Intervista a Patty Pravo verso la serata di Domenica 17 a Barberino dove l’artista si esibirà per l’apertura del #modamusica.

Patty Pravo

Patty Pravo ph. Julian Hargreaves

Patty Pravo ph. Julian Hargreaves

Patty Pravo è la migliore artista femmina italiana. Seconda solo a Mina nelle vendite. 110 milioni di dischi venduti e il singolo “La bambola” venduto da solo per 40milioni sono i numeri della cantante.

Nicoletta Strambelli, in arte “Patty Pravo” nasce a Venezia e cresce con i nonni. E’ la nonna la prima ha notare in lei il suo magnifico estro artistico. Giovanissima, nei primi studi di danza e di ballo, dimostra di essere talentuosa.

Sin da piccola si mostra una bambina fuori dalle regole. Talentuosa ed estroversa sono le parole che più descrivono Patty Pravo. Mentre tutte le bambine discutevano dei loro innamoramenti lei gioca a pallone con i maschietti. Fugge per tre volte dal collegio. Lei preferisce la scuola pubblica. All’età di 10 anni entra a conservatorio e brillantemente supera da subito l’esame del quarto anno. Tutti i suoi insegnanti la ricorderanno come un talento.

La morte del nonno è la svolta della sua vita. Abbandona il conservatorio all’ottavo anno per arrivare a Piccadilly, a Londra. Con la sua genialità riesce a ottenere l’attenzione di un locale di tendenza londinese. Con un abito rubato alla madre e un’auto presa in prestito agli amici va a ballare il piper.

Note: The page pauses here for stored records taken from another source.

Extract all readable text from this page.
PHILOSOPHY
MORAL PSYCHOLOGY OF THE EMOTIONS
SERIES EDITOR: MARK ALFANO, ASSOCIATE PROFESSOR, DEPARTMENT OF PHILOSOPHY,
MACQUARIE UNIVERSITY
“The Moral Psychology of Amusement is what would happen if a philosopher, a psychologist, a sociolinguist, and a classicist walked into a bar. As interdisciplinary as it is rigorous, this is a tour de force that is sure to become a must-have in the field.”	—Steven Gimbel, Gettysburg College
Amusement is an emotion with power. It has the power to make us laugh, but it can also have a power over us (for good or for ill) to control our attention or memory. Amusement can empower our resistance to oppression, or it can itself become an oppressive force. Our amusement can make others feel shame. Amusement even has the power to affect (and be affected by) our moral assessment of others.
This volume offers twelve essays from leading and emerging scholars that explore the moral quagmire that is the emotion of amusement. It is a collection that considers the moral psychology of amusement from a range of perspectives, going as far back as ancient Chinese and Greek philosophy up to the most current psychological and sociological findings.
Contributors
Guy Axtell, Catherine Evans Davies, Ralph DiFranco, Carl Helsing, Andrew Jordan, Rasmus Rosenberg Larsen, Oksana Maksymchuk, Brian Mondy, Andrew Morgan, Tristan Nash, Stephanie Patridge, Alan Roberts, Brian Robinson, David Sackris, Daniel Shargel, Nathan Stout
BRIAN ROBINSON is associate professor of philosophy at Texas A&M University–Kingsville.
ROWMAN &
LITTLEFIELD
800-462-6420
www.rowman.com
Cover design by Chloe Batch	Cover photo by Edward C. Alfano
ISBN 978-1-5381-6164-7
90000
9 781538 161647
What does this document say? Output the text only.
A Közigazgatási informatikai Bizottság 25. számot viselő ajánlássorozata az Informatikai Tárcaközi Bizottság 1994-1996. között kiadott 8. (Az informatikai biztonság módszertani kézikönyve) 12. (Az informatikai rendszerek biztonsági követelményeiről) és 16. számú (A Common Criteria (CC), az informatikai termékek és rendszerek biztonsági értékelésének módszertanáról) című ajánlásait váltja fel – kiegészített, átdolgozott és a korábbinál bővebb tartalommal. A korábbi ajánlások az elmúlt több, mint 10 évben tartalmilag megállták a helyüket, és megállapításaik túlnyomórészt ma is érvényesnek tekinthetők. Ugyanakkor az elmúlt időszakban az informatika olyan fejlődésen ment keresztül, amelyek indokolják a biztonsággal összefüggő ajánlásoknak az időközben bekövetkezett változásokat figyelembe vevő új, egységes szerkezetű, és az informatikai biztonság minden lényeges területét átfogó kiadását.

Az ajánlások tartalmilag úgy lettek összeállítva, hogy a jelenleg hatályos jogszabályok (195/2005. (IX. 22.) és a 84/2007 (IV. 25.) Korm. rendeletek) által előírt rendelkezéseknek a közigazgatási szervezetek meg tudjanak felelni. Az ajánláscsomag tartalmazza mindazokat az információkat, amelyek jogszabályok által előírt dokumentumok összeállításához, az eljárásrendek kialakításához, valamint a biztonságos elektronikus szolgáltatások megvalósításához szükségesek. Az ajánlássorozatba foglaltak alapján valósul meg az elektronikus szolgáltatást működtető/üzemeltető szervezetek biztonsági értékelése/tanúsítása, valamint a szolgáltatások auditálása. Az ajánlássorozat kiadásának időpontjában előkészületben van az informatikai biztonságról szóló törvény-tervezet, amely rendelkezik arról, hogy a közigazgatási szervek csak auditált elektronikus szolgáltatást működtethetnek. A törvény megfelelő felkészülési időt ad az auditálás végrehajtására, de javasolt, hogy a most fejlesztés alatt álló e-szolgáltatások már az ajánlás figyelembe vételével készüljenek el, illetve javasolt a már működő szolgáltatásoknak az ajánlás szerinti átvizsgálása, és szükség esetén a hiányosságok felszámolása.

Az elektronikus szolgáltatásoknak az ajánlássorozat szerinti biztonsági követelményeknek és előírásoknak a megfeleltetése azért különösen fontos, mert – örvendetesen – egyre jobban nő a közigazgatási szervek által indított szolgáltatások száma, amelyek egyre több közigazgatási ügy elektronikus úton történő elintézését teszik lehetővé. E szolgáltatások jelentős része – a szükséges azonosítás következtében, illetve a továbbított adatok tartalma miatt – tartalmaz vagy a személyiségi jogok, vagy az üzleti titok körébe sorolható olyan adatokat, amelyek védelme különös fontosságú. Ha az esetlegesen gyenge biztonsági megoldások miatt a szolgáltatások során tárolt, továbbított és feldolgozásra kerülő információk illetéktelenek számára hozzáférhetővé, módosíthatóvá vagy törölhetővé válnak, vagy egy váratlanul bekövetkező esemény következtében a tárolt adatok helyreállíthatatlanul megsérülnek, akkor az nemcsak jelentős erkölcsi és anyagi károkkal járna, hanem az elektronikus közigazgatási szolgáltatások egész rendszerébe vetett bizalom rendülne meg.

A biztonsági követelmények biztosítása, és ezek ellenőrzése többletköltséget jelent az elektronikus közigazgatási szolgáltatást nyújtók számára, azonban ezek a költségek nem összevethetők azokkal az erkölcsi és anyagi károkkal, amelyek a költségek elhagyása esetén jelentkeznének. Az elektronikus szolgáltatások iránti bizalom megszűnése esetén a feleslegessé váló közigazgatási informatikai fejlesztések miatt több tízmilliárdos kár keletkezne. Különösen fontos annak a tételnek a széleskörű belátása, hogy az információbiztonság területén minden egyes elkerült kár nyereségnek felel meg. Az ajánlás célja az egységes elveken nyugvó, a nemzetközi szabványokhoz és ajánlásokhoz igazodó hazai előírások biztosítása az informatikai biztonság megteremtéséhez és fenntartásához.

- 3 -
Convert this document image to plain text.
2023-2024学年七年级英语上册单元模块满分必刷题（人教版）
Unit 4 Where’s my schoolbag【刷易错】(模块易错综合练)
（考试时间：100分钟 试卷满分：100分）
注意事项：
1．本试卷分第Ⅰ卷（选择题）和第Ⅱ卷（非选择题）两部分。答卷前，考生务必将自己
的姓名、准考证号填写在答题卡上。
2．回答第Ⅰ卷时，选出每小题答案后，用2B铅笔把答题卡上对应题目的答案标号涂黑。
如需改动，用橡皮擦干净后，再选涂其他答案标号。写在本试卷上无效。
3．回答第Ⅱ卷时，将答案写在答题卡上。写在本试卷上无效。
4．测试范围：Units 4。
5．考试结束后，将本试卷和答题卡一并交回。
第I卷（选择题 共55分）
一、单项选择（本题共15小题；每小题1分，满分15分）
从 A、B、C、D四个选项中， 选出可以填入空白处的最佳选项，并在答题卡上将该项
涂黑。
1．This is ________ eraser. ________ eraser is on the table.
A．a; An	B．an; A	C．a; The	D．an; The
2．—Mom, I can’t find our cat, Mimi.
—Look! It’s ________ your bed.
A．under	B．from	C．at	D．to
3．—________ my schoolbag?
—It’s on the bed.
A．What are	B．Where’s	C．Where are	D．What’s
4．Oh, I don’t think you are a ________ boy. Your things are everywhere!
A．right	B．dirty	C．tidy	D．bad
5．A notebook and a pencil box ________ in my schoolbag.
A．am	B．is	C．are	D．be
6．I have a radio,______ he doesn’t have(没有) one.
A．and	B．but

Subito il suo ballo stupisce il proprietario che la vuole sentire cantare.

Il suo primo disco è “Ragazzo Triste” che sarà la prima musica leggerà che bucherà le trasmissioni di Radio Vaticana. Il vero successo è però il brano “La bambola” che oggi ha venduto oltre 40milioni di copie.

Da qui Patty Pravo diventa un personaggio. I giovani ne fanno un modello di vita. Uno stile di vita futurista. Sempre una spanna più avanti. La sua vita, il suo carattere ne fanno un vero e proprio status simbol. Patty Pravo è sinonimo di Libertà, di donna leader e indipendente.

Patty Pravo in arrivo a Barberino e l’intervista.

Patty Pravo è tra gli ospiti di eccezione della serata di Domenica 17 Luglio 2016 al Barberino Outlet Village. Con l’occasione ecco un’intervista in vista dell’evento. Qui il link dell’evento: clicca qui.

1) E’ un onore da parte di tutta la redazione, intervistare un’icona della musica italiana. Patty che sensazione prova nel sapere che tutte le generazioni – sia dei quella dei più grandi che quella dei più giovani – ascoltano e seguono la Sua musica?

“E’ una bellissima realtà, da sempre ho un pubblico eterogeneo, ma in particolare dopo questo Festival di Sanremo, con Cieli immensi e il disco Eccomi, il pubblico dei giovani è aumentato del 30%.Ai concerti è piacevolissimo vedere che sanno tutte le canzoni a memoria”

2) Dopo tanti anni di carriera, qual’è la cosa più importante o più bella, che la vita Le ha regalato?

La gioia di stare sul palcoscenico! Il palco è casa mia, mi trovo benissimo e ogni sera io e la band creiamo empatia con il pubblico. Posso arrivare sul palco stanca e subito mi rigenero!

3) Contrariamente al passato, i talent show offrono ai giovani la possibilità di seguire il proprio sogno di diventare una futura pop-star: cosa ne pensa di questi nuovi prodotti televisivi ? Parteciperebbe in qualità di coach?

I Talent sono il presente, in tutto il mondo ci sono i talent. Penso siano un’ottima opportunità per farsi conoscere. Partecipare come coach? Perché no!

4) Finalmente il Suo attesissimo concerto domenica 17 Luglio al McArthurGlen di Barberino del Mugello. Che rapporto ha con la Toscana e con la nostra Firenze?

La Toscana è bellissima, e cosa dire di Firenze! Ci ho vissuto sia in città che nelle colline, mi sono trovata benissimo e mi pento di avere venduto molti anni fa una splendida casa! I fiorentini poi, li adoro, ho moltissimi amici di Firenze. Vengo sempre molto volentieri a cantare in Toscana! Ci vediamo domenica!